Uganda prepared for outbreak
Uganda has experienced five outbreaks of Ebola since 2000 and is widely regarded today as a leader in prevention and treatment measures due to its past successes in stopping the spread of the virus. Uganda's Minister of Health, Dr. Ruth Jane Aceng has asked the population to remain on alert and to observe a no-handshaking policy until the current outbreak is under control.
"From Friday we will begin the vaccination of frontline health workers, other workers and ring vaccination of their contacts," she said.
While conspiracy theories about Ebola remain rife in DR Congo, fueled by rebel attacks on health workers, Uganda's previous experience with the virus combined with a mass education campaign is likely to deter the spread of misinformation.

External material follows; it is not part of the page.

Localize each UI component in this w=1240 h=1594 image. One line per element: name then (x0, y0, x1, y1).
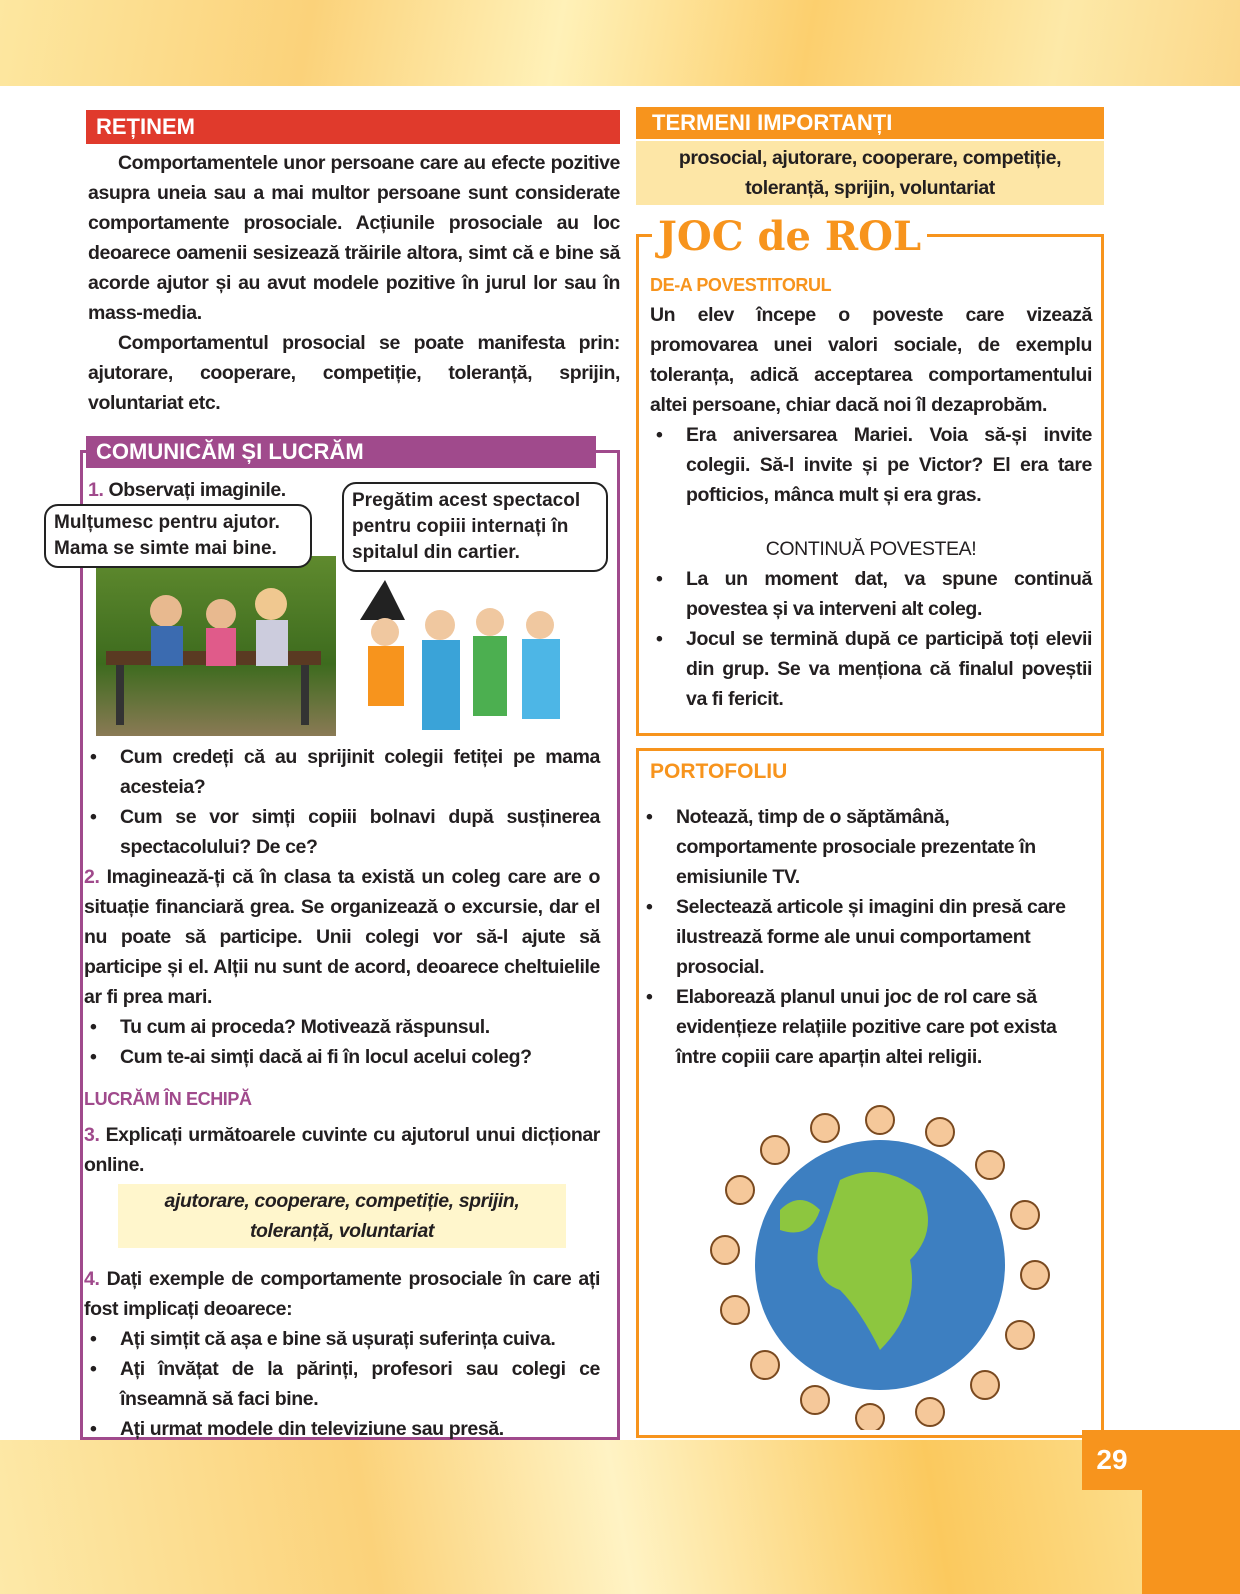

"The Ugandan authorities and their international partners have gone out of their way to really make sure that people are informed," Kamp told DW. "There have been massive campaigns, health workers have been going from door-to-door in neighboring areas including where they [discovered the most recent cases]."
But despite optimism from authorities, some Ugandans feel uneasy following the news of the most recent cases and believe authorities need to do more to educate citizens about the virus.
"The government has not done enough to sensitize people about Ebola," Kampala resident Sharif Lubogo told DW. "I think the acknowledgement [of the virus] should have started in rural areas."
Another Kampala resident, Isaish Mbuga, is worried that people will panic if they suspect they may be infected.
"You know when people have the symptoms they want to hide and then they mix with the greater population which spreads the disease to wider areas," he told DW.
Ugandan authorities have identified 98 individuals who may have been exposed to the virus, 10 of whom are considered "high risk." The group will be given an experimental vaccine over the weekend.
Medical workers at the frontline of Uganda's efforts to contain Ebola have complained of inadequate support, claiming that millions of dollars spent on preparation to tackle the virus have not been properly spent.
"People know that the Ugandan authorities aren't the most efficient and have issues of corruption and so on," says Kamp. "So people are now waiting to see if Uganda's preparedness is as good as most observers have been saying… If the response mechanisms appear not to be as effective as anticipated the mood could change dramatically."
South Sudan ready to act
The spread of the Ebola virus into Uganda has also prompted authorities in South Sudan to tighten their surveillance along its border with DR Congo.
Dr Richard Lako, South Sudan's Incident Manager at the Ministry for Health, said a new $12 million plan would be put in place to ensure the country could respond swiftly in case Ebola crosses the border.
"The confirmed cases in Uganda are a sobering reminder that the Ebola virus has no respect for borders," he told reporters during a press conference in Juba on Friday. "We have to take urgent steps to further protect the people and residents in South Sudan and make sure we respond quickly."
Rwanda and Burundi have also increased their preparedness measures in recent days, with both countries intensifying their border surveillance and encouraging the public to remain vigilant towards possible symptoms.
James Shimanyula contributed to this article.